4.2 Travailler ensemble pour l’attractivité des territoires : enjeux symbolique et économique

Dans son dernier ouvrage paru en 2012, Nouveau Portrait de la France La société des modes de vie, le sociologue Jean Viard montre l’importance du rôle du tourisme dans la valorisation du territoire. Selon lui, la saisie des lieux par l’imaginaire touristique, participe à l’attractivité des villes et des régions. Les évènements culturels contribuent à cet imaginaire et créent une image positive et symbolique d’un territoire :

« La valorisation relative de nos villes et de nos régions, leur attractivité en ont été bousculées très profondément en un demi siècle. Au point que je doute qu’une cité totalement en marge des processus touristiques puisse réellement se développer.
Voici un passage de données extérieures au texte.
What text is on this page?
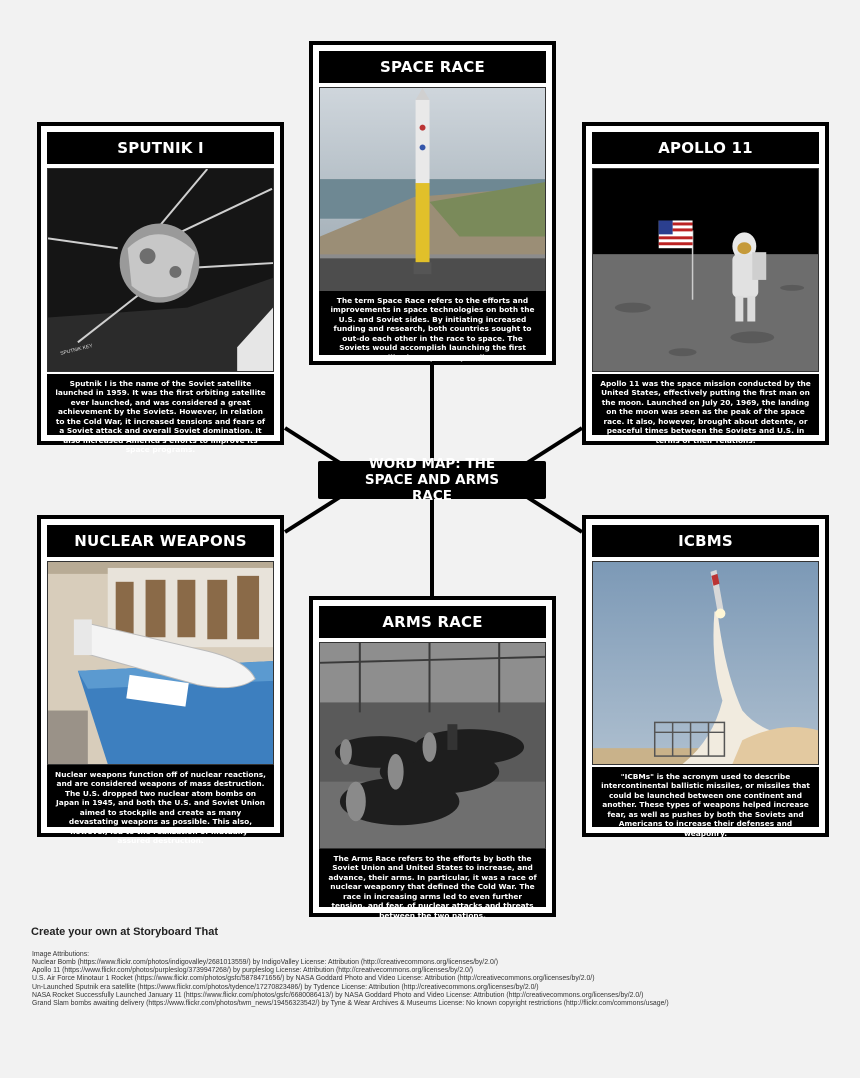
SPACE RACE
The term Space Race refers to the efforts and improvements in space technologies on both the U.S. and Soviet sides. By initiating increased funding and research, both countries sought to out-do each other in the race to space. The Soviets would accomplish launching the first satellite into space, Sputnik I.
SPUTNIK I
SPUTNIK KEY
Sputnik I is the name of the Soviet satellite launched in 1959. It was the first orbiting satellite ever launched, and was considered a great achievement by the Soviets. However, in relation to the Cold War, it increased tensions and fears of a Soviet attack and overall Soviet domination. It also increased America's efforts to improve its space programs.
APOLLO 11
Apollo 11 was the space mission conducted by the United States, effectively putting the first man on the moon. Launched on July 20, 1969, the landing on the moon was seen as the peak of the space race. It also, however, brought about detente, or peaceful times between the Soviets and U.S. in terms of their relations.
NUCLEAR WEAPONS
Nuclear weapons function off of nuclear reactions, and are considered weapons of mass destruction. The U.S. dropped two nuclear atom bombs on Japan in 1945, and both the U.S. and Soviet Union aimed to stockpile and create as many devastating weapons as possible. This also, however, led to the realization of mutually-assured destruction.
ARMS RACE
The Arms Race refers to the efforts by both the Soviet Union and United States to increase, and advance, their arms. In particular, it was a race of nuclear weaponry that defined the Cold War. The race in increasing arms led to even further tension, and fear, of nuclear attacks and threats between the two nations.
ICBMS
"ICBMs" is the acronym used to describe intercontinental ballistic missiles, or missiles that could be launched between one continent and another. These types of weapons helped increase fear, as well as pushes by both the Soviets and Americans to increase their defenses and weaponry.
WORD MAP: THE SPACE AND ARMS RACE
Create your own at Storyboard That
Image Attributions:
Nuclear Bomb (https://www.flickr.com/photos/indigovalley/2681013559/) by IndigoValley License: Attribution (http://creativecommons.org/licenses/by/2.0/)
Apollo 11 (https://www.flickr.com/photos/purpleslog/3739947268/) by purpleslog License: Attribution (http://creativecommons.org/licenses/by/2.0/)
U.S. Air Force Minotaur 1 Rocket (https://www.flickr.com/photos/gsfc/5878471656/) by NASA Goddard Photo and Video License: Attribution (http://creativecommons.org/licenses/by/2.0/)
Un-Launched Sputnik era satellite (https://www.flickr.com/photos/tydence/17270823486/) by Tydence License: Attribution (http://creativecommons.org/licenses/by/2.0/)
NASA Rocket Successfully Launched January 11 (https://www.flickr.com/photos/gsfc/6680086413/) by NASA Goddard Photo and Video License: Attribution (http://creativecommons.org/licenses/by/2.0/)
Grand Slam bombs awaiting delivery (https://www.flickr.com/photos/twm_news/19456323542/) by Tyne & Wear Archives & Museums License: No known copyright restrictions (http://flickr.com/commons/usage/)
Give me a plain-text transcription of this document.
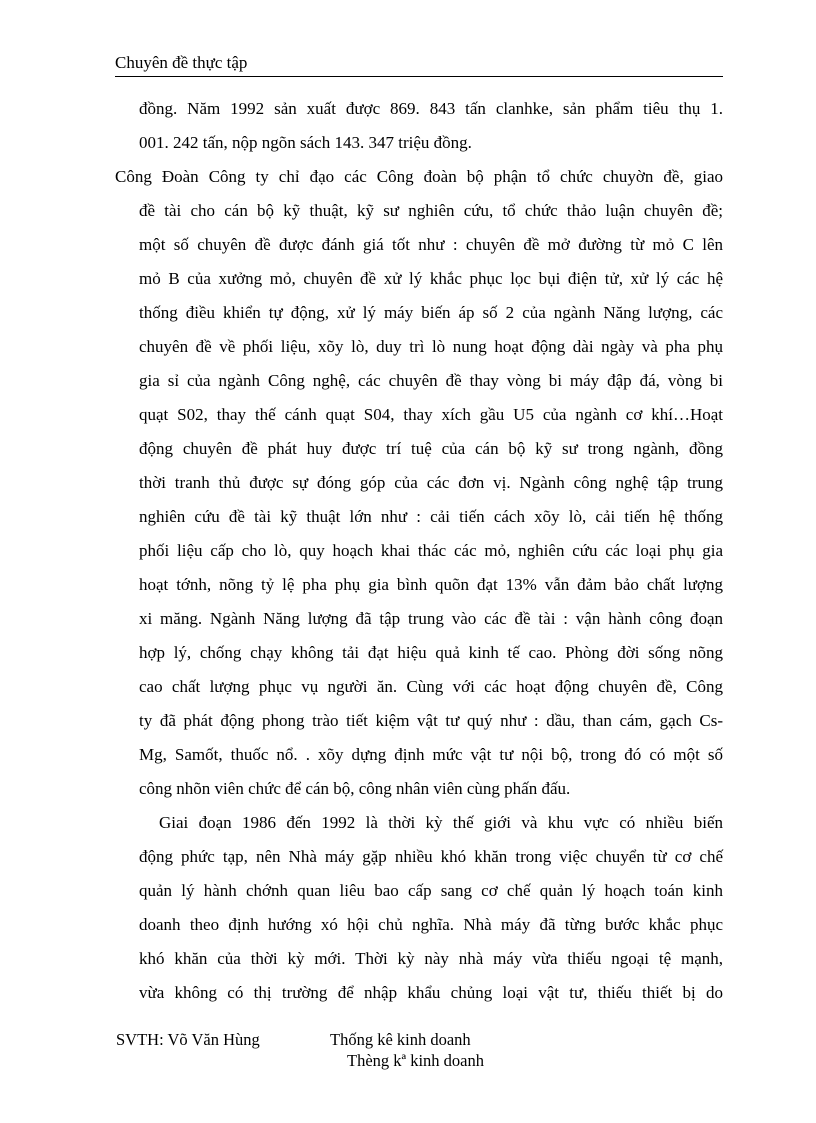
Chuyên đề thực tập
đồng. Năm 1992 sản xuất được 869. 843 tấn clanhke, sản phẩm tiêu thụ 1.
001. 242 tấn, nộp ngõn sách 143. 347 triệu đồng.
Công Đoàn Công ty chỉ đạo các Công đoàn bộ phận tổ chức chuyờn đề, giao
đề tài cho cán bộ kỹ thuật, kỹ sư nghiên cứu, tổ chức thảo luận chuyên đề;
một số chuyên đề được đánh giá tốt như : chuyên đề mở đường từ mỏ C lên
mỏ B của xưởng mỏ, chuyên đề xử lý khắc phục lọc bụi điện tử, xử lý các hệ
thống điều khiển tự động, xử lý máy biến áp số 2 của ngành Năng lượng, các
chuyên đề về phối liệu, xõy lò, duy trì lò nung hoạt động dài ngày và pha phụ
gia sỉ của ngành Công nghệ, các chuyên đề thay vòng bi máy đập đá, vòng bi
quạt S02, thay thế cánh quạt S04, thay xích gầu U5 của ngành cơ khí…Hoạt
động chuyên đề phát huy được trí tuệ của cán bộ kỹ sư trong ngành, đồng
thời tranh thủ được sự đóng góp của các đơn vị. Ngành công nghệ tập trung
nghiên cứu đề tài kỹ thuật lớn như : cải tiến cách xõy lò, cải tiến hệ thống
phối liệu cấp cho lò, quy hoạch khai thác các mỏ, nghiên cứu các loại phụ gia
hoạt tớnh, nõng tỷ lệ pha phụ gia bình quõn đạt 13% vẫn đảm bảo chất lượng
xi măng. Ngành Năng lượng đã tập trung vào các đề tài : vận hành công đoạn
hợp lý, chống chạy không tải đạt hiệu quả kinh tế cao. Phòng đời sống nõng
cao chất lượng phục vụ người ăn. Cùng với các hoạt động chuyên đề, Công
ty đã phát động phong trào tiết kiệm vật tư quý như : dầu, than cám, gạch Cs-
Mg, Samốt, thuốc nổ. . xõy dựng định mức vật tư nội bộ, trong đó có một số
công nhõn viên chức để cán bộ, công nhân viên cùng phấn đấu.
Giai đoạn 1986 đến 1992 là thời kỳ thế giới và khu vực có nhiều biến
động phức tạp, nên Nhà máy gặp nhiều khó khăn trong việc chuyển từ cơ chế
quản lý hành chớnh quan liêu bao cấp sang cơ chế quản lý hoạch toán kinh
doanh theo định hướng xó hội chủ nghĩa. Nhà máy đã từng bước khắc phục
khó khăn của thời kỳ mới. Thời kỳ này nhà máy vừa thiếu ngoại tệ mạnh,
vừa không có thị trường để nhập khẩu chủng loại vật tư, thiếu thiết bị do
SVTH: Võ Văn Hùng	Thống kê kinh doanh
Thèng kª kinh doanh
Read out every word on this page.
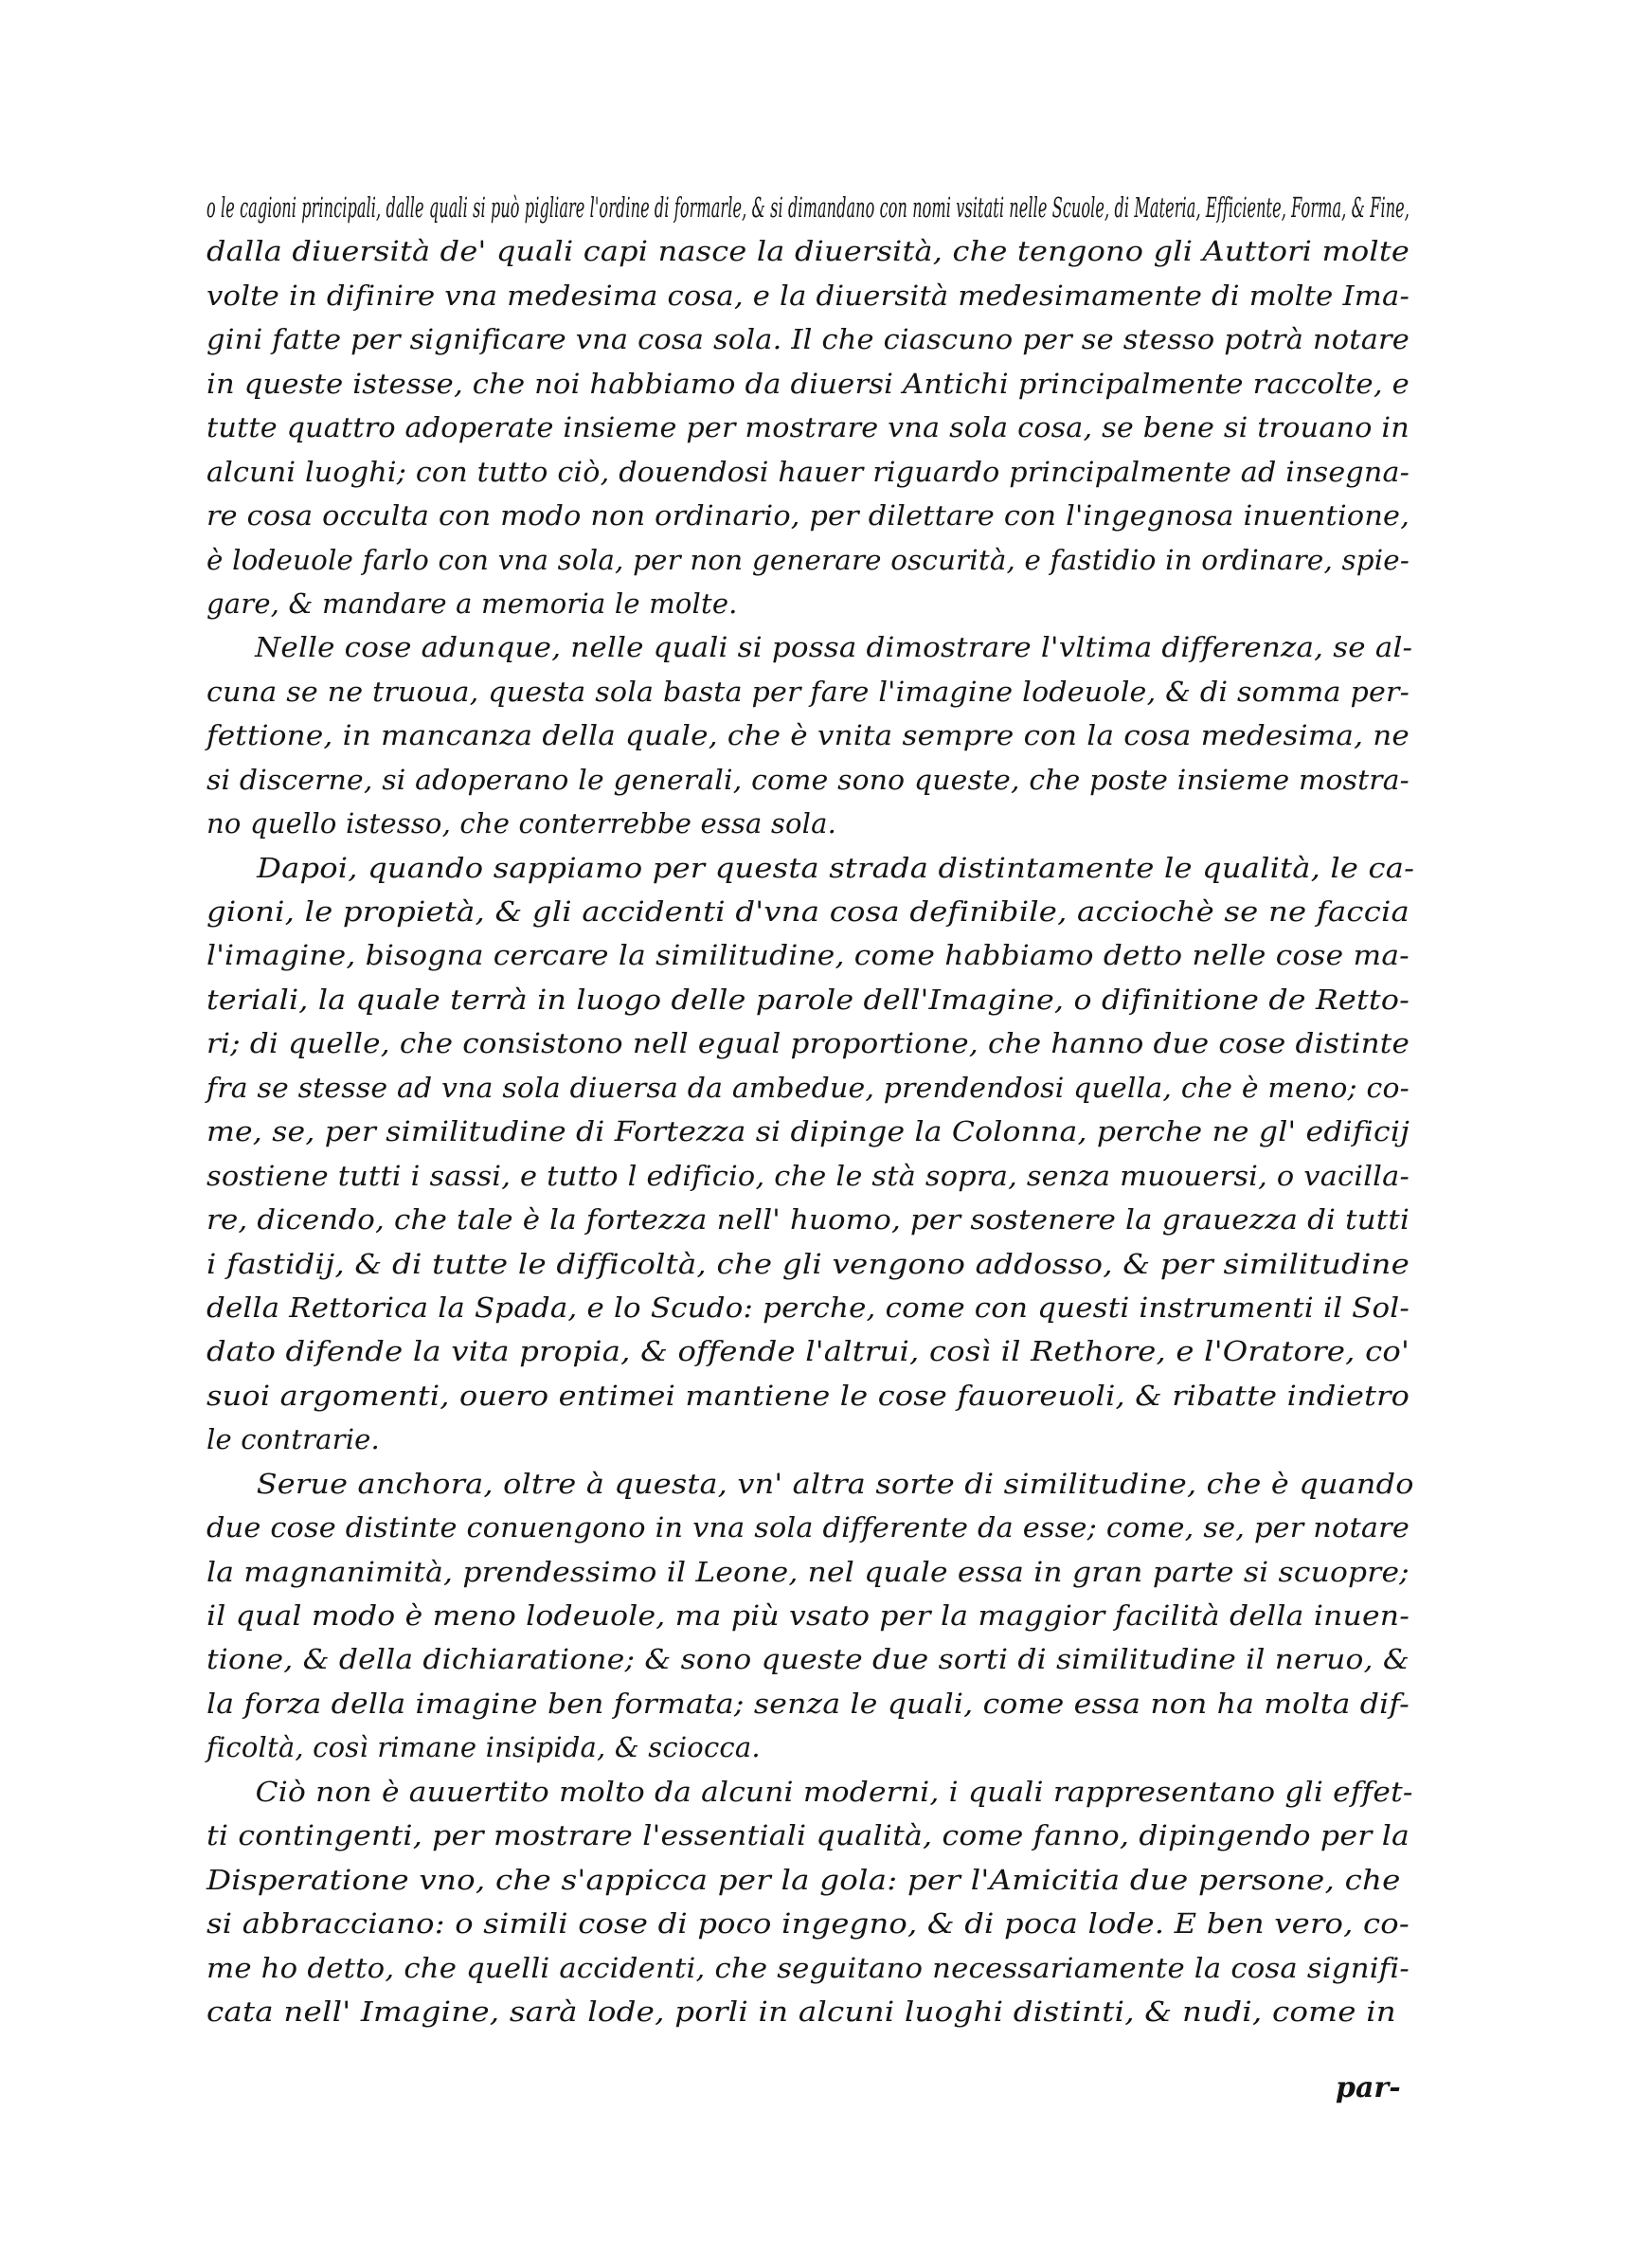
o le cagioni principali, dalle quali si può pigliare l'ordine di formarle, & si dimandano con nomi vsitati nelle Scuole, di Materia, Efficiente, Forma, & Fine,
dalla diuersità de' quali capi nasce la diuersità, che tengono gli Auttori molte
volte in difinire vna medesima cosa, e la diuersità medesimamente di molte Ima-
gini fatte per significare vna cosa sola. Il che ciascuno per se stesso potrà notare
in queste istesse, che noi habbiamo da diuersi Antichi principalmente raccolte, e
tutte quattro adoperate insieme per mostrare vna sola cosa, se bene si trouano in
alcuni luoghi; con tutto ciò, douendosi hauer riguardo principalmente ad insegna-
re cosa occulta con modo non ordinario, per dilettare con l'ingegnosa inuentione,
è lodeuole farlo con vna sola, per non generare oscurità, e fastidio in ordinare, spie-
gare, & mandare a memoria le molte.
Nelle cose adunque, nelle quali si possa dimostrare l'vltima differenza, se al-
cuna se ne truoua, questa sola basta per fare l'imagine lodeuole, & di somma per-
fettione, in mancanza della quale, che è vnita sempre con la cosa medesima, ne
si discerne, si adoperano le generali, come sono queste, che poste insieme mostra-
no quello istesso, che conterrebbe essa sola.
Dapoi, quando sappiamo per questa strada distintamente le qualità, le ca-
gioni, le propietà, & gli accidenti d'vna cosa definibile, acciochè se ne faccia
l'imagine, bisogna cercare la similitudine, come habbiamo detto nelle cose ma-
teriali, la quale terrà in luogo delle parole dell'Imagine, o difinitione de Retto-
ri; di quelle, che consistono nell egual proportione, che hanno due cose distinte
fra se stesse ad vna sola diuersa da ambedue, prendendosi quella, che è meno; co-
me, se, per similitudine di Fortezza si dipinge la Colonna, perche ne gl' edificij
sostiene tutti i sassi, e tutto l edificio, che le stà sopra, senza muouersi, o vacilla-
re, dicendo, che tale è la fortezza nell' huomo, per sostenere la grauezza di tutti
i fastidij, & di tutte le difficoltà, che gli vengono addosso, & per similitudine
della Rettorica la Spada, e lo Scudo: perche, come con questi instrumenti il Sol-
dato difende la vita propia, & offende l'altrui, così il Rethore, e l'Oratore, co'
suoi argomenti, ouero entimei mantiene le cose fauoreuoli, & ribatte indietro
le contrarie.
Serue anchora, oltre à questa, vn' altra sorte di similitudine, che è quando
due cose distinte conuengono in vna sola differente da esse; come, se, per notare
la magnanimità, prendessimo il Leone, nel quale essa in gran parte si scuopre;
il qual modo è meno lodeuole, ma più vsato per la maggior facilità della inuen-
tione, & della dichiaratione; & sono queste due sorti di similitudine il neruo, &
la forza della imagine ben formata; senza le quali, come essa non ha molta dif-
ficoltà, così rimane insipida, & sciocca.
Ciò non è auuertito molto da alcuni moderni, i quali rappresentano gli effet-
ti contingenti, per mostrare l'essentiali qualità, come fanno, dipingendo per la
Disperatione vno, che s'appicca per la gola: per l'Amicitia due persone, che
si abbracciano: o simili cose di poco ingegno, & di poca lode. E ben vero, co-
me ho detto, che quelli accidenti, che seguitano necessariamente la cosa signifi-
cata nell' Imagine, sarà lode, porli in alcuni luoghi distinti, & nudi, come in
par-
Car la mise en désir de la ville par le tourisme reconstruit partout le désir urbain lui-même »(29)

Ce lien entre tourisme et culture entraîne une attractivité non seulement touristique mais également résidentielle, qui amène Jean Viard à parler de développement post touristique, dans la mesure où les activités touristiques développées sur un territoire, peut amener des personnes à désirer y habiter : « […] le rôle du tourisme est la mise en désir d’un type de lieu, parfois d’une saison, puis peu à peu cette attraction nouvelle se diffuse dans la société et fixe des activités et des populations permanentes »(30)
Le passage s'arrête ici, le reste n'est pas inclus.